Creeping Numeralism
It was called the zoning improvement plan, but went by its chipper acronym, Zip. And it wasn’t adapted quickly, wrote John Kelly in yesterday’s Washington Post. Zip codes met with “pockets of resistance,” he said, including from the White House, which omitted “20500” from its official stationery, even though President Lyndon Johnson had ordered federal agencies to start using the five-digit code a month or so earlier, in June 1965.
Americans may have been sick of numbers, Kelly said. Three years earlier they’d had to start including Social Security numbers on their tax returns. That same year, 1962, AT&T introduced “all-number” calling — which put an end to such notable exchanges as BUtterfield 8 and MUrray Hill 6.
In fact, Kelly reports, there was an “Anti-Digit Dialing League” created to fight “creeping numeralism.”
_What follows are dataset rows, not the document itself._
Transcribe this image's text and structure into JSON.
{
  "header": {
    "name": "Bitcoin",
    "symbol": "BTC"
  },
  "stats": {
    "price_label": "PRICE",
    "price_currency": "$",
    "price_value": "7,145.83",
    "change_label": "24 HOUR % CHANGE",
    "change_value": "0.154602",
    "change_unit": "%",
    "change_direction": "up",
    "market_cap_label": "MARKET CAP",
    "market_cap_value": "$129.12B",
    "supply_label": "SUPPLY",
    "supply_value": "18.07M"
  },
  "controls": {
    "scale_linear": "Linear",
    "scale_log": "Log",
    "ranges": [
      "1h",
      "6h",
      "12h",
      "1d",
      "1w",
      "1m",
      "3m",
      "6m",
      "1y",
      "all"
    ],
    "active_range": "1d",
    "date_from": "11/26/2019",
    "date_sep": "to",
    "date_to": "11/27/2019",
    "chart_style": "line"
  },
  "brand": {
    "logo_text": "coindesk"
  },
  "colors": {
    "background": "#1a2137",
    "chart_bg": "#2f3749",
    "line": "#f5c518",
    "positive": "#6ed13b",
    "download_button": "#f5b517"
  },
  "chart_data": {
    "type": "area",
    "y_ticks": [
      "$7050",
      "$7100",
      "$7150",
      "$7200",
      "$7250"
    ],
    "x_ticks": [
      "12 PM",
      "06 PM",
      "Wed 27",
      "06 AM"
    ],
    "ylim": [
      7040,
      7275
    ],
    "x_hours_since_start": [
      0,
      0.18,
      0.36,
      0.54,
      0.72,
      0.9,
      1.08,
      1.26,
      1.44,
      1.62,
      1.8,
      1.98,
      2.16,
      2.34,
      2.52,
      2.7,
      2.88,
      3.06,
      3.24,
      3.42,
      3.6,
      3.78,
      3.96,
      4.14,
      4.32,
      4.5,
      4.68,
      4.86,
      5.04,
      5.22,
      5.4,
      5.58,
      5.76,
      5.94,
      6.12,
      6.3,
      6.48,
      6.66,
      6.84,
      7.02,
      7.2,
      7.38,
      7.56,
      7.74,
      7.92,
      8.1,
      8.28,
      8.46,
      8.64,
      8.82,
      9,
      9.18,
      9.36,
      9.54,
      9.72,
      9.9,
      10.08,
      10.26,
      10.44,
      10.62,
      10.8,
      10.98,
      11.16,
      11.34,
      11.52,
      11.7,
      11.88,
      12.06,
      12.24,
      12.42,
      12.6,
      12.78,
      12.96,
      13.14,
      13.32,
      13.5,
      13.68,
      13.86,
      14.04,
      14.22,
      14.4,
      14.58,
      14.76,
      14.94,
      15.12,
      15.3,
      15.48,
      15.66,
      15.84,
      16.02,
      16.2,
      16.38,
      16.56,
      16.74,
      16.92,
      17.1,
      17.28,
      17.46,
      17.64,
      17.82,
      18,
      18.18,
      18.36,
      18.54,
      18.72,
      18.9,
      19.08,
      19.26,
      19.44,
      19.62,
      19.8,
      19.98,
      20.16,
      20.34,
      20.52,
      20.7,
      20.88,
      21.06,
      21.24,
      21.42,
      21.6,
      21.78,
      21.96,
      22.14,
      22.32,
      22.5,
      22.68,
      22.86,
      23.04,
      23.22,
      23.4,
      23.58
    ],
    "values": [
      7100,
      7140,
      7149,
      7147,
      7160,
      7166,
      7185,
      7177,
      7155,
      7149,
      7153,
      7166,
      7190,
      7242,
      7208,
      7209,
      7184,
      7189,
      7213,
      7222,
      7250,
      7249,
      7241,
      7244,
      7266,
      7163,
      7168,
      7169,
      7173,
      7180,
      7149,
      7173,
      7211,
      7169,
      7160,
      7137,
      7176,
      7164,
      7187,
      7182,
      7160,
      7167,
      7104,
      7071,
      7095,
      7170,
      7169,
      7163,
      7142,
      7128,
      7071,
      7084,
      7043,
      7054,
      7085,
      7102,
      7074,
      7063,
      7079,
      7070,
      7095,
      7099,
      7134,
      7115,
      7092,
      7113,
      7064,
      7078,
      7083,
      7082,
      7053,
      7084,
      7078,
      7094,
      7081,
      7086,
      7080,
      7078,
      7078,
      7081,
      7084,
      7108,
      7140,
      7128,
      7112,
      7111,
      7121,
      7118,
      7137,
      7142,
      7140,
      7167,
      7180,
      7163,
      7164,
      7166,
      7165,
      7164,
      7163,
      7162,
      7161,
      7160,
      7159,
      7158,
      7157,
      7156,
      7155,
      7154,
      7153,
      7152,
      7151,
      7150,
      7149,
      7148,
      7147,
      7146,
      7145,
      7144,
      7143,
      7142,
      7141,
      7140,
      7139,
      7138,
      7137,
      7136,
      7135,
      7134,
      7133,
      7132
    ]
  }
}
I wonder what the anti-numeralists would think of life in 2018. Today I created three new passwords, all letter-number-symbol combinations. In the course of doing that I was sent at least four different codes that would expire in minutes or hours. Numbers were texted to me, which I then used to create new letter-number codes.
As I wrote recently, the world has been heading toward numeralism for at least 400 years. Now we have Zip-plus-four. Put me in the words column, though. I’ll fight “creeping numeralism” wherever I find it.